# Switchs



## alaft61ri (Oct 11, 2019)

I have two pair of track switches one always give me a hard time i clean it the usual. What happens is the train will derail most of the time sometime it works fine. Any idears or is there something too look for. Thanks Al


----------



## mopac (Feb 24, 2011)

Run the engine as slow as possible, get down low and eyeball things, and see where the problem is.


----------



## alaft61ri (Oct 11, 2019)

Ok thanks.


----------



## AmFlyer (Mar 16, 2012)

In my decades of operating experience 95% of all derailment issues at a turnout are trackwork that looks good but is really not good. The 95% assumes it is not the engine. All three connected pieces of track must be straight and level where connected to a turnout. I have a 30" level I use to verify all is perfect. It is amazing how often I find a slight dip or kink in trackwork by sighting under the level when I lay it on the track. The other 5% is the points are loose. The cause is the spring loaded wedge shaped metal piece that holds the points against the rails. It is misadjusted, not lubricated or the spring is weak.
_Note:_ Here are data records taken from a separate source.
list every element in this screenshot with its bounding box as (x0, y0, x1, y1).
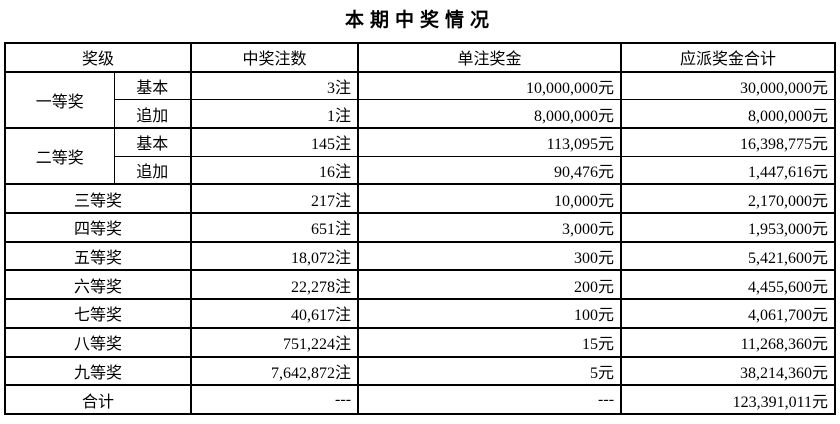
cell-single-prize: 8,000,000元 (357, 99, 623, 130)
table-row-total: 合计 --- --- 123,391,011元 (3, 384, 837, 415)
cell-total-prize: 5,421,600元 (620, 240, 837, 272)
header-winning-count: 中奖注数 (190, 42, 360, 73)
header-single-prize: 单注奖金 (357, 42, 623, 73)
cell-single-prize-total: --- (357, 384, 623, 415)
table-row-first-basic: 一等奖 基本 3注 10,000,000元 30,000,000元 (4, 70, 837, 130)
cell-prize-subtype: 追加 (113, 99, 193, 130)
cell-winning-count-total: --- (190, 384, 360, 415)
cell-prize-level: 五等奖 (3, 240, 193, 272)
table-row-eighth: 八等奖 751,224注 15元 11,268,360元 (3, 326, 837, 358)
cell-single-prize: 5元 (357, 355, 623, 387)
cell-prize-level: 八等奖 (3, 326, 193, 358)
cell-total-prize: 4,061,700元 (620, 298, 837, 329)
cell-single-prize: 3,000元 (357, 212, 623, 243)
cell-single-prize: 300元 (357, 240, 623, 272)
cell-winning-count: 217注 (190, 183, 360, 215)
cell-winning-count: 16注 (190, 155, 360, 186)
table-row-second-additional: 追加 16注 90,476元 1,447,616元 (5, 155, 837, 186)
table-row-ninth: 九等奖 7,642,872注 5元 38,214,360元 (3, 355, 837, 387)
cell-prize-subtype: 基本 (113, 127, 193, 157)
cell-prize-level: 六等奖 (3, 269, 193, 301)
header-prize-level: 奖级 (3, 42, 193, 73)
cell-total-prize: 11,268,360元 (620, 326, 837, 358)
cell-prize-subtype: 基本 (113, 70, 193, 101)
cell-single-prize: 100元 (357, 298, 623, 329)
cell-prize-level: 二等奖 (4, 127, 115, 186)
cell-total-prize: 38,214,360元 (620, 355, 837, 387)
cell-single-prize: 15元 (357, 326, 623, 358)
table-row-third: 三等奖 217注 10,000元 2,170,000元 (3, 183, 837, 215)
cell-prize-level-total: 合计 (3, 384, 193, 415)
cell-prize-level: 四等奖 (3, 212, 193, 243)
cell-winning-count: 145注 (190, 127, 360, 157)
cell-winning-count: 1注 (190, 99, 360, 130)
cell-single-prize: 90,476元 (357, 155, 623, 186)
cell-total-prize-total: 123,391,011元 (620, 384, 837, 415)
cell-winning-count: 18,072注 (190, 240, 360, 272)
cell-winning-count: 3注 (190, 70, 360, 101)
header-total-prize: 应派奖金合计 (620, 42, 837, 73)
page-title: 本期中奖情况 (344, 10, 495, 31)
table-row-second-basic: 二等奖 基本 145注 113,095元 16,398,775元 (4, 127, 837, 186)
cell-total-prize: 30,000,000元 (620, 70, 837, 101)
table-row-first-additional: 追加 1注 8,000,000元 8,000,000元 (5, 99, 837, 130)
cell-total-prize: 1,447,616元 (620, 155, 837, 186)
cell-winning-count: 751,224注 (190, 326, 360, 358)
table-row-fourth: 四等奖 651注 3,000元 1,953,000元 (3, 212, 837, 243)
cell-total-prize: 2,170,000元 (620, 183, 837, 215)
cell-single-prize: 10,000,000元 (357, 70, 623, 101)
cell-single-prize: 200元 (357, 269, 623, 301)
cell-prize-level: 一等奖 (4, 70, 115, 130)
cell-total-prize: 1,953,000元 (620, 212, 837, 243)
cell-winning-count: 40,617注 (190, 298, 360, 329)
cell-winning-count: 7,642,872注 (190, 355, 360, 387)
table-header-row: 奖级 中奖注数 单注奖金 应派奖金合计 (3, 42, 837, 73)
cell-prize-level: 三等奖 (3, 183, 193, 215)
table-row-sixth: 六等奖 22,278注 200元 4,455,600元 (3, 269, 837, 301)
cell-total-prize: 16,398,775元 (620, 127, 837, 157)
cell-total-prize: 8,000,000元 (620, 99, 837, 130)
prize-results-table: 奖级 中奖注数 单注奖金 应派奖金合计 一等奖 基本 3注 10,000,000… (3, 42, 837, 415)
cell-single-prize: 113,095元 (357, 127, 623, 157)
cell-prize-level: 九等奖 (3, 355, 193, 387)
cell-prize-level: 七等奖 (3, 298, 193, 329)
cell-total-prize: 4,455,600元 (620, 269, 837, 301)
cell-prize-subtype: 追加 (113, 155, 193, 186)
cell-winning-count: 651注 (190, 212, 360, 243)
cell-single-prize: 10,000元 (357, 183, 623, 215)
cell-winning-count: 22,278注 (190, 269, 360, 301)
table-row-seventh: 七等奖 40,617注 100元 4,061,700元 (3, 298, 837, 329)
table-row-fifth: 五等奖 18,072注 300元 5,421,600元 (3, 240, 837, 272)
It is theoretically possible for the point mounting screw to come loose but I have never seen that in over 65 years running Gilbert trains.


----------



## mopac (Feb 24, 2011)

Have a flashlight sometimes help. Or a lamp.


----------



## AmFlyer (Mar 16, 2012)

Yes, that will help.
One more thing, never fasten down a turnout and when fastening down adjacent tracks do not use the first tie. Also, make sure the nails or screws do not crush and spread or distort the ties.


----------



## T-Man (May 16, 2008)

In O scale I had a problem with the front truck to a steamer derailing because of a weak spring.


----------



## AmFlyer (Mar 16, 2012)

That happens on some of the Gilbert steam engines as well. Many of them do not have any springs. If the wheel gauge is accurate the die cast front trucks will not derail. Some of the sheet metal trucks will. The fix for that is to add a spring.


----------



## mopac (Feb 24, 2011)

And like Tom said the two tracks on either side of switch could be the problem. I have switched them out if I am having a problem.

Those springs can really help. I had an engine that the front pilot wheels where constantly coming off the rails. I added
a spring and they have not come off since. Not once.


----------



## alaft61ri (Oct 11, 2019)

Ok guys lots of good advice i have extra switches that one sticks on occasion.
Al


----------